Nome Científico: Genipa americana
Família: Rubiaceae
Características Morfológicas: Altura de oito a 14 metros, com tronco de 40 a 60 centímetros de diâmetro. Folhas simples, de 15 a 35 centímetros de comprimento.
Ocorrência Natural: Da Amazônia até o Norte do Paraná, em várias formações florestais situadas em várzeas úmidas ou encharcadas.

Do tronco liso, sai uma madeira branca de fácil manejo para esculturas e fabricação de móveis e para a construção civil. Da polpa do fruto verde do jenipapo se extrai um líquido que a princípio parece água, mas que em contato com o ar se oxida e vira uma tinta entre azul escura e preta. Com ela, os índios se pintam e adornam objetos. É essa qualidade que derivou o nome jenipapo, do tupi-guarani, “fruto que serve para pintar”.
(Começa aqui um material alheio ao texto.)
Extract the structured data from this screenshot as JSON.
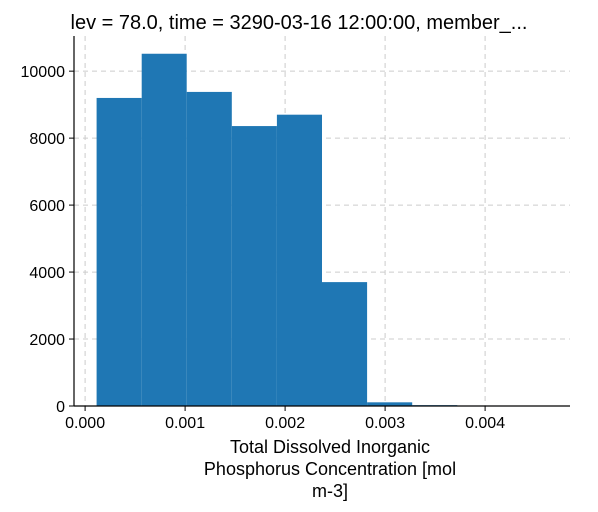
{
  "chart_data": {
    "type": "bar",
    "title": "lev = 78.0, time = 3290-03-16 12:00:00, member_...",
    "xlabel_lines": [
      "Total Dissolved Inorganic",
      "Phosphorus Concentration [mol",
      "m-3]"
    ],
    "ylabel": "",
    "bins": [
      {
        "x0": 0.000115,
        "x1": 0.000566,
        "value": 9200
      },
      {
        "x0": 0.000566,
        "x1": 0.001016,
        "value": 10520
      },
      {
        "x0": 0.001016,
        "x1": 0.001467,
        "value": 9380
      },
      {
        "x0": 0.001467,
        "x1": 0.001918,
        "value": 8360
      },
      {
        "x0": 0.001918,
        "x1": 0.002369,
        "value": 8700
      },
      {
        "x0": 0.002369,
        "x1": 0.00282,
        "value": 3700
      },
      {
        "x0": 0.00282,
        "x1": 0.003271,
        "value": 110
      },
      {
        "x0": 0.003271,
        "x1": 0.003722,
        "value": 25
      },
      {
        "x0": 0.003722,
        "x1": 0.004173,
        "value": 15
      },
      {
        "x0": 0.004173,
        "x1": 0.004624,
        "value": 10
      }
    ],
    "xlim": [
      -0.000111,
      0.004849
    ],
    "ylim": [
      0,
      11050
    ],
    "xticks": [
      0.0,
      0.001,
      0.002,
      0.003,
      0.004
    ],
    "xtick_labels": [
      "0.000",
      "0.001",
      "0.002",
      "0.003",
      "0.004"
    ],
    "yticks": [
      0,
      2000,
      4000,
      6000,
      8000,
      10000
    ],
    "ytick_labels": [
      "0",
      "2000",
      "4000",
      "6000",
      "8000",
      "10000"
    ],
    "grid": true,
    "bar_color": "#1f77b4",
    "grid_color": "#cccccc"
  }
}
O fruto é redondo ou ligeiramente oval, com cerca de seis a oito centímetros de diâmetro. Consumido in natura, o fruto ganhou fama nos doces, balas, geleias e, principalmente, no licor. Bebida quente, com fama de afrodisíaca, e excelente digestivo.

Na medicina caseira, do jenipapo só não se aproveita o tronco. Entre os povos amazônicos, o chá da raiz é usado como purgativo e anti-gonorréico; as folhas (decocção) são indicadas contra diarreia e sífilis e, como chá, contra a gastrite; da casca, se faz um chá purgativo ou emplastro de uso externo contra dores de várias origens.

O jenipapo é rico em ferro e riboflavina, a vitamina B2 necessária para a formação de hemácias (células vermelhas do sangue), produção de anticorpos, crescimento e prevenção da catarata.